Caso Ruby, Nicole Minetti graziata dal Presidente della Repubblica per "motivi umanitari"
L’inchiesta: dal ranch in Uruguay al mistero del bambino
Il caso è esploso sabato 25 aprile, quando Il Fatto Quotidiano ha pubblicato una serie di servizi che mettono in dubbio le motivazioni umanitarie alla base del provvedimento di clemenza. Secondo il quotidiano:
Il ruolo in Uruguay
Minetti avrebbe gestito a Maldonado una villa e uno yacht per conto del compagno Giuseppe Cipriani, organizzando serate con escort e ospiti internazionali.
Il presunto falso umanitario
La grazia sarebbe stata concessa per permettere alla Minetti di accudire un bambino presentato come "abbandonato" e necessitante di cure specialistiche. L'inchiesta sostiene invece che i genitori biologici siano vivi, sebbene poveri, e che la madre sia misteriosamente scomparsa proprio nel febbraio 2026.
Tinte gialle
Viene citata la morte sospetta (carbonizzata) dell'avvocata che difendeva la madre biologica del minore, avvenuta dopo che la Minetti e Cipriani avevano ottenuto l'affidamento del bambino tramite una causa legale nel 2023.
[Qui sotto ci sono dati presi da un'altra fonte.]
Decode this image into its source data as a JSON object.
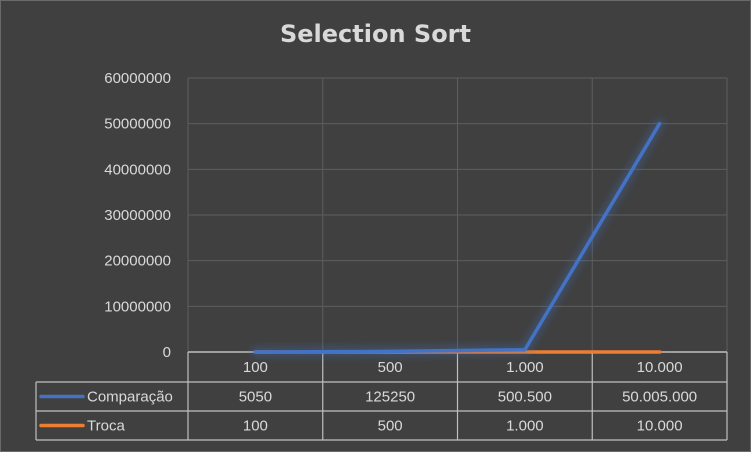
{
  "chart_data": {
    "type": "line",
    "title": "Selection Sort",
    "categories": [
      "100",
      "500",
      "1.000",
      "10.000"
    ],
    "series": [
      {
        "name": "Comparação",
        "values": [
          5050,
          125250,
          500500,
          50005000
        ],
        "labels": [
          "5050",
          "125250",
          "500.500",
          "50.005.000"
        ],
        "color": "#4472c4"
      },
      {
        "name": "Troca",
        "values": [
          100,
          500,
          1000,
          10000
        ],
        "labels": [
          "100",
          "500",
          "1.000",
          "10.000"
        ],
        "color": "#ed7d31"
      }
    ],
    "ylim": [
      0,
      60000000
    ],
    "yticks": [
      "0",
      "10000000",
      "20000000",
      "30000000",
      "40000000",
      "50000000",
      "60000000"
    ],
    "grid": true,
    "legend": "data-table"
  }
}
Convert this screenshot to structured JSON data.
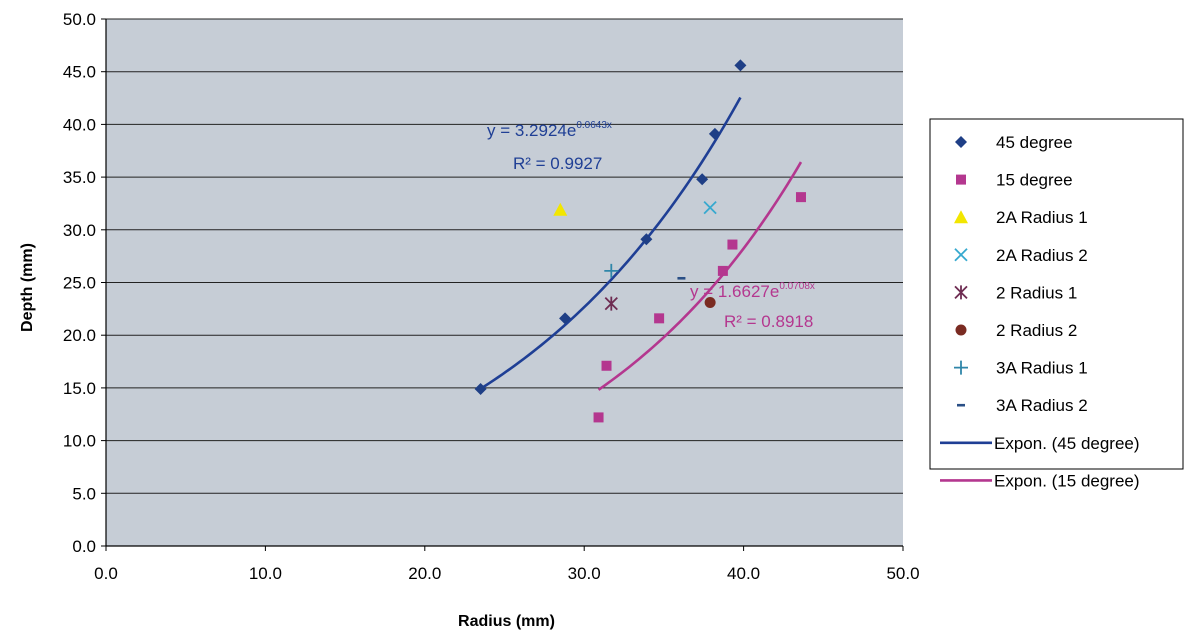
{
  "chart_data": {
    "type": "scatter",
    "xlabel": "Radius (mm)",
    "ylabel": "Depth (mm)",
    "xlim": [
      0,
      50
    ],
    "ylim": [
      0,
      50
    ],
    "x_ticks": [
      "0.0",
      "10.0",
      "20.0",
      "30.0",
      "40.0",
      "50.0"
    ],
    "y_ticks": [
      "0.0",
      "5.0",
      "10.0",
      "15.0",
      "20.0",
      "25.0",
      "30.0",
      "35.0",
      "40.0",
      "45.0",
      "50.0"
    ],
    "grid": "horizontal",
    "plot_background": "#c6cdd6",
    "legend_position": "right",
    "series": [
      {
        "name": "45 degree",
        "marker": "diamond",
        "color": "#1f3f86",
        "points": [
          [
            23.5,
            14.9
          ],
          [
            28.8,
            21.6
          ],
          [
            33.9,
            29.1
          ],
          [
            37.4,
            34.8
          ],
          [
            38.2,
            39.1
          ],
          [
            39.8,
            45.6
          ]
        ]
      },
      {
        "name": "15 degree",
        "marker": "square",
        "color": "#b4378f",
        "points": [
          [
            30.9,
            12.2
          ],
          [
            31.4,
            17.1
          ],
          [
            34.7,
            21.6
          ],
          [
            38.7,
            26.1
          ],
          [
            39.3,
            28.6
          ],
          [
            43.6,
            33.1
          ]
        ]
      },
      {
        "name": "2A Radius 1",
        "marker": "triangle",
        "color": "#f2e600",
        "points": [
          [
            28.5,
            31.9
          ]
        ]
      },
      {
        "name": "2A Radius 2",
        "marker": "x",
        "color": "#37a9cf",
        "points": [
          [
            37.9,
            32.1
          ]
        ]
      },
      {
        "name": "2 Radius 1",
        "marker": "star",
        "color": "#6e2c52",
        "points": [
          [
            31.7,
            23.0
          ]
        ]
      },
      {
        "name": "2 Radius 2",
        "marker": "circle",
        "color": "#7a2b22",
        "points": [
          [
            37.9,
            23.1
          ]
        ]
      },
      {
        "name": "3A Radius 1",
        "marker": "plus",
        "color": "#2f86a9",
        "points": [
          [
            31.7,
            26.1
          ]
        ]
      },
      {
        "name": "3A Radius 2",
        "marker": "dash",
        "color": "#2a4f86",
        "points": [
          [
            36.1,
            25.4
          ]
        ]
      }
    ],
    "trendlines": [
      {
        "name": "Expon. (45 degree)",
        "color": "#1f3f95",
        "a": 3.2924,
        "b": 0.0643,
        "x_range": [
          23.5,
          39.8
        ],
        "eq": "y = 3.2924e",
        "eq_exp": "0.0643x",
        "r2": "R² = 0.9927"
      },
      {
        "name": "Expon. (15 degree)",
        "color": "#b4378f",
        "a": 1.6627,
        "b": 0.0708,
        "x_range": [
          30.9,
          43.6
        ],
        "eq": "y = 1.6627e",
        "eq_exp": "0.0708x",
        "r2": "R² = 0.8918"
      }
    ]
  }
}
La difesa del Colle: "Ci siamo fidati dei documenti"
Dal Quirinale filtrano precisazioni importanti: il Capo dello Stato non dispone di strumenti autonomi d'indagine. La decisione si è fondata esclusivamente sul parere favorevole del Ministro della Giustizia e sulla documentazione fornita da via Arenula, che descriveva un quadro clinico e familiare critico. Secondo la sentenza 200/2006 della Corte Costituzionale, l’istruttoria spetta infatti interamente al Ministero.
Il sostituto procuratore della Corte d'Appello di Milano, Gaetano Brusa, ha confermato all'ANSA che a fine 2025 "il quadro era completo e non emergevano anomalie", basandosi sui riscontri sanitari effettuati dai Carabinieri.
La replica di Nicole Minetti
L'ex consigliera non ci sta e affida ai suoi legali una nota durissima. Le informazioni sono definite "prive di fondamento e gravemente lesive". È stata annunciata una formale diffida contro la testata giornalistica e l'avvio di azioni legali nelle sedi competenti per tutelare la privacy della propria famiglia e dei minori coinvolti.
La grazia era intervenuta a estinguere il residuo di un cumulo pene totale di 3 anni e 11 mesi:
2 anni e 10 mesi (Ruby-bis) per favoreggiamento della prostituzione, legato alla gestione degli alloggi di via Olgettina, ai pagamenti delle ragazze e al celebre affidamento della minorenne Ruby la notte del 27 maggio 2010.
1 anno e 1 mese (Rimborsopoli) per peculato, a causa dell'uso improprio di fondi pubblici della Regione Lombardia per spese personali.